The pushback from the Yellowstone fire slowed but did not stop efforts to reintroduce fire onto public lands. But often there was pushback, such as at Vail in the mid-1990s. There was even stronger pushback after a prescribed fire in New Mexico began on May 4, 2000, at Bandelier National Monument. Unexpected winds drove the fire into Los Alamos, burning 280 homes and threatening the nuclear weapons storehouses at the Los Alamos National Laboratory.

But despite the risks of plans going awry, land agencies, including Parks Canada, continue to see prescribed fire as a necessary tool to reduce the risks of larger megafires.

Struzik credits Parks Canada with an aggressive program. "In the last 12 years, they have burned more than 1.5 million hectares in the 12 Western parks and well as three other parks in the East," he said. "That's a fair amount, but it's really not keeping up with what they need to do to sort of get back a natural forest."

Struzik blames the former Conservative government of Stephen Harper with undermining Parks Canada. The budget was cut, falling a third short of what was required, forcing retirement of key personnel, and resources were diverted from conservation to tourism promotion.

"That is not to say Parks Canada has not been doing a good job," said Struzik. "To a large extent, they have been ahead of the curve in Canada."

Lacking is a high-level consensus. Parks Canada, said Struzik, should be setting more fires but has been constrained. Burns are permitted only in the shoulder season, when there are fewer people around. Converting prized landscapes to ashes poses its own difficulties. Recovery can take decades. Decisions can be challenged, especially by local tourism interests.

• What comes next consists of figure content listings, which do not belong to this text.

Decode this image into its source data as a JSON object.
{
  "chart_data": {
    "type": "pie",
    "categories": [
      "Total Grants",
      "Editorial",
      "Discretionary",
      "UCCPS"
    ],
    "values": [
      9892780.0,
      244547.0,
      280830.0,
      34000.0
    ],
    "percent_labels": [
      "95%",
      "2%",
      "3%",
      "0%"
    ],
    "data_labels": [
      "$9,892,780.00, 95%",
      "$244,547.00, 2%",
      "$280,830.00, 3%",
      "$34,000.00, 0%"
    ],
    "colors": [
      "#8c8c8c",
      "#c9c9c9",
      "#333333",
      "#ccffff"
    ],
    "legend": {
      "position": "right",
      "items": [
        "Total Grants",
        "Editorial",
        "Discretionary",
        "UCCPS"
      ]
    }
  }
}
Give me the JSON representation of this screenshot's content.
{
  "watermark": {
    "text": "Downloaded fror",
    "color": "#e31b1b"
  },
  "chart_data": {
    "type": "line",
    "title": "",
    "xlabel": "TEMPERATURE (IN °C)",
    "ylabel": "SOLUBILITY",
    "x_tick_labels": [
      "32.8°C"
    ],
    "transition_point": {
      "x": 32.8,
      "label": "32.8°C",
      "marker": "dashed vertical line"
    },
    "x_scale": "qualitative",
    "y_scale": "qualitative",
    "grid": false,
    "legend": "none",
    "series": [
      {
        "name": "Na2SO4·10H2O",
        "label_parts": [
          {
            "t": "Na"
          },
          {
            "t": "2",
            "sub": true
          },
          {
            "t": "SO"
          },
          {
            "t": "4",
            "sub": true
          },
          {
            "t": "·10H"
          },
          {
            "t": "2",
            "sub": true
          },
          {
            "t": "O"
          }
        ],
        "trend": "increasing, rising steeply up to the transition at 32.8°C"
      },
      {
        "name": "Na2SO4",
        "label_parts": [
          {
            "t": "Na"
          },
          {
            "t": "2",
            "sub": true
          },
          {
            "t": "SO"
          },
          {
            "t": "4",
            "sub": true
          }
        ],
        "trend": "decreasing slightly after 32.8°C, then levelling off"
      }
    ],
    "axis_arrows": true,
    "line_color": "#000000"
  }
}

Ordering such fires can be tough decisions for bureaucrats to make. If something goes wrong, they will be piled on. Instead, said Struzik, policies should be adopted at higher levels of government. Those officials can be held accountable or take credit.

Deeper yet is a cultural problem, residue of that post-1910 view that fires can be suppressed if just enough bombers, helicopters, and parachuting firefighters get dispatched. In recent years, more than half the U.S. Forest Service budget has been allocated to fighting fires.

Suppressing fires totally just cannot be done, and it's folly to even think so.

"We don't think that about tornadoes, earthquakes or tsunamis," said Struzik.

Communities can make themselves less vulnerable to wildfires. A program called FireWise in the United States and FireSmart in Canada lays out dozens of common-sense actions such as eliminating highly flammable untreated wood-shake shingles and removing trees growing close to houses.

But there's a tendency, like a driver roaring 100 mph down the highway, to forget what was in the rear-view mirror even just an hour ago. In 2002, Colorado had three major forest fires, but the lessons were soon forgotten as people moved once again to the forested foothills, lovely except during the hellacious fires. Then, again in 2012 and 2013, there were more major fires. Again, memories have been short.

In British Columbia, 2003 was a bad year, as 45,000 people had to be evacuated. The provincial government subsequently hired a former premier of Manitoba to look into what could and should be done. The report, described by Struzik as very forward looking, was mostly ignored. Several years later, again more fires, and again momentary attention, then amnesia.

Sixty per cent of Canadian communities are vulnerable to fire, with an even higher percentage among First Nations communities, said Struzik.

"Some year we will have a Fort McMurray fire where the wind won't change direction at the last minute," he said. It doesn't have to happen, he added, but the longer provinces and local communities wait, the greater the likelihood that it will.